A judge dropped murder charges against a Maryland woman stemming from the 2014 disappearance of her two youngest children after finding Wednesday that she remained mentally unfit to stand trial nearly five years after she was first found incompetent.
Catherine Hoggle’s children, 3-year-old Sarah and 2-year-old Jacob, were last seen in their mother’s care and have never been found. Hoggle was arrested days later and charged initially with misdemeanor offenses. Three years later, Montgomery County prosecutors secured an indictment charging her with two counts of first-degree murder.
A judge initially ruled in December 2017 that she was incompetent to stand trial, concluding that she was a danger to herself or to others. Under state law, authorities have five years to restore Hoggle to competence before the charges must be dismissed.
Citing that limit Wednesday, Circuit Judge James Bonifant dismissed both counts of first-degree murder and ordered Hoggle involuntarily committed because she remains a danger to herself and others, news outlets reported.
Hoggle had a history of schizophrenia and was treated with antipsychotic medications after her arrest. She has been held in a maximum-security psychiatric hospital since her 2014 arrest.
If she’s found to no longer be a threat and is released, Montgomery County State’s Attorney John McCarthy said at a news conference that he’s prepared to charge her again with murder. Double jeopardy does not apply. He stressed that Hoggle will not be free in the community.
Attorney David Felsen has said Hoggle’s thinking was too delusional to participate in a trial.

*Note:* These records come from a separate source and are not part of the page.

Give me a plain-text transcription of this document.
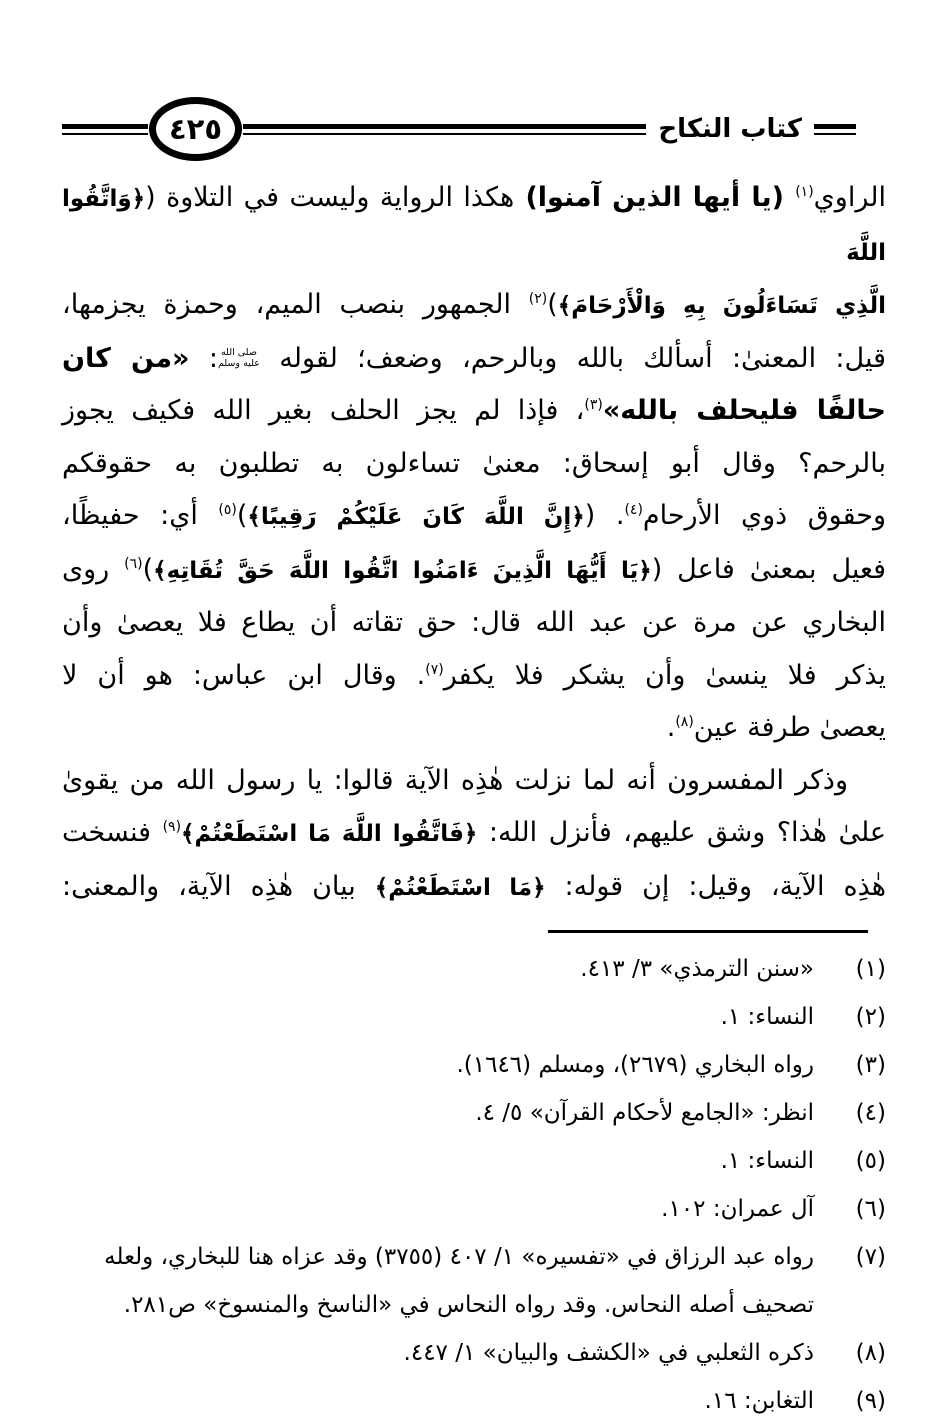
٤٢٥	كتاب النكاح
الراوي$^{(١)}$ (يا أيها الذين آمنوا) هكذا الرواية وليست في التلاوة (﴿وَاتَّقُوا اللَّهَ
الَّذِي تَسَاءَلُونَ بِهِ وَالْأَرْحَامَ﴾)$^{(٢)}$ الجمهور بنصب الميم، وحمزة يجزمها،
قيل: المعنىٰ: أسألك بالله وبالرحم، وضعف؛ لقوله صلى الله عليه وسلم: «من كان
حالفًا فليحلف بالله»$^{(٣)}$، فإذا لم يجز الحلف بغير الله فكيف يجوز
بالرحم؟ وقال أبو إسحاق: معنىٰ تساءلون به تطلبون به حقوقكم
وحقوق ذوي الأرحام$^{(٤)}$. (﴿إِنَّ اللَّهَ كَانَ عَلَيْكُمْ رَقِيبًا﴾)$^{(٥)}$ أي: حفيظًا،
فعيل بمعنىٰ فاعل (﴿يَا أَيُّهَا الَّذِينَ ءَامَنُوا اتَّقُوا اللَّهَ حَقَّ تُقَاتِهِ﴾)$^{(٦)}$ روى
البخاري عن مرة عن عبد الله قال: حق تقاته أن يطاع فلا يعصىٰ وأن
يذكر فلا ينسىٰ وأن يشكر فلا يكفر$^{(٧)}$. وقال ابن عباس: هو أن لا
يعصىٰ طرفة عين$^{(٨)}$.
وذكر المفسرون أنه لما نزلت هٰذِه الآية قالوا: يا رسول الله من يقوىٰ
علىٰ هٰذا؟ وشق عليهم، فأنزل الله: ﴿فَاتَّقُوا اللَّهَ مَا اسْتَطَعْتُمْ﴾$^{(٩)}$ فنسخت
هٰذِه الآية، وقيل: إن قوله: ﴿مَا اسْتَطَعْتُمْ﴾ بيان هٰذِه الآية، والمعنى:
(١)
«سنن الترمذي» ٣/ ٤١٣.
(٢)
النساء: ١.
(٣)
رواه البخاري (٢٦٧٩)، ومسلم (١٦٤٦).
(٤)
انظر: «الجامع لأحكام القرآن» ٥/ ٤.
(٥)
النساء: ١.
(٦)
آل عمران: ١٠٢.
(٧)
رواه عبد الرزاق في «تفسيره» ١/ ٤٠٧ (٣٧٥٥) وقد عزاه هنا للبخاري، ولعله تصحيف أصله النحاس. وقد رواه النحاس في «الناسخ والمنسوخ» ص٢٨١.
(٨)
ذكره الثعلبي في «الكشف والبيان» ١/ ٤٤٧.
(٩)
التغابن: ١٦.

“She is a profoundly ill woman. She has been an ill woman since 2012, 2013,” Felsen said. “She has taken medications of last resort for years, and she remains ill. And in the United States and in the state of Maryland, we don’t try people for anything, for any crime, if they can’t defend themselves.”
Troy Turner, the children’s father, said he believes that Hoggle is mentally ill, but feigning incompetency, and he will fight for changes to the system he sees as broken.
“This fight’s not over for me and my family,” Turner said. “We’re going to continue to pursue justice.”